How is suspected spinal cord compression investigated?

Answer 307

Urgent MRI of spine

Question 308

How is spinal cord compression managed?

Answer 308

Dexamethasome to reduce per-tumour oedema

Chemotherapy/spinal decompression surgery

Question 309

How may a mediastinal mass present in the emergency setting?

Answer 309

Superior Vena Cava Syndrome

Question 310

List some common causes of superior vena cava syndrome?

Answer 310

Lymphoma
Neuroblastoma
Germ cell tumour
Thrombosis

Question 311

How does superior vena cava syndrome present?

Answer 311

Facial, neck and upper thoracic plethora (redness)

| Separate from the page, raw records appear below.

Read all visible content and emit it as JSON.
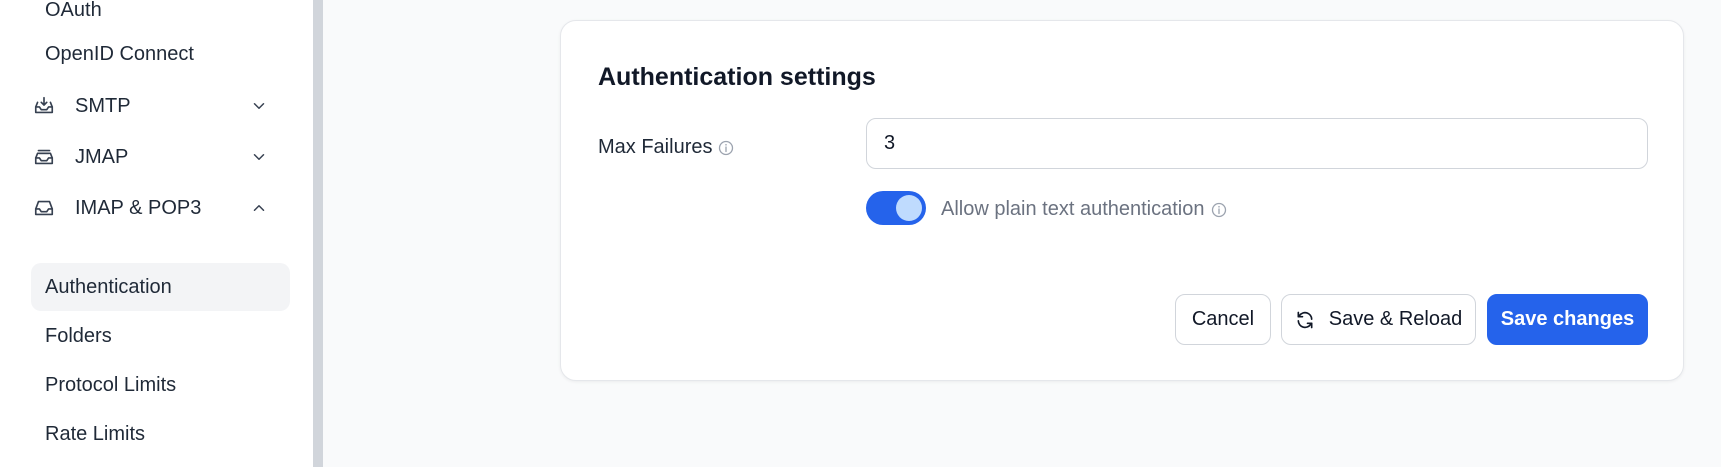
{
  "sidebar": {
    "top_items": [
      {
        "label": "OAuth"
      },
      {
        "label": "OpenID Connect"
      }
    ],
    "groups": [
      {
        "label": "SMTP",
        "icon": "inbox-in-icon",
        "expanded": false
      },
      {
        "label": "JMAP",
        "icon": "inbox-stack-icon",
        "expanded": false
      },
      {
        "label": "IMAP & POP3",
        "icon": "inbox-icon",
        "expanded": true
      }
    ],
    "imap_items": [
      {
        "label": "Authentication",
        "active": true
      },
      {
        "label": "Folders"
      },
      {
        "label": "Protocol Limits"
      },
      {
        "label": "Rate Limits"
      }
    ]
  },
  "card": {
    "title": "Authentication settings",
    "max_failures_label": "Max Failures",
    "max_failures_value": "3",
    "plain_text_label": "Allow plain text authentication",
    "plain_text_enabled": true
  },
  "buttons": {
    "cancel": "Cancel",
    "save_reload": "Save & Reload",
    "save_changes": "Save changes"
  },
  "colors": {
    "accent": "#2563eb",
    "toggle_knob": "#bfdbfe",
    "active_item_bg": "#f3f4f6"
  }
}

Oedema, cyanosis, distended veins and reduced GCS

Question 312

How is superior vena cava syndrome investigated?

Answer 312

CXR/CT chest

Echocardiogram

Question 313

How is superior vena cava syndrome managed?

Answer 313

Keep the patient upright and calm
Urgent biopsy
Definitive treatment is required urgently (chemotherapy and radiotherapy)

Question 314

What is tumour lysis syndrome?

Answer 314

Rapid death of tumour cells and release of intracellular contents secondary to treatment

Question 315

What are the biochemical markers of tumour lysis syndrome?

Answer 315

Hyperkalaemia
Hyperuraemia
Hyperphosphataemia
Hypocalcaemia

Acute renal failure

Question 316

How is tumour lysis syndrome treated?

Answer 316

ECG monitoring
Hyperhydration
Diuretics

Renal replacement therapy (dialysis etc.)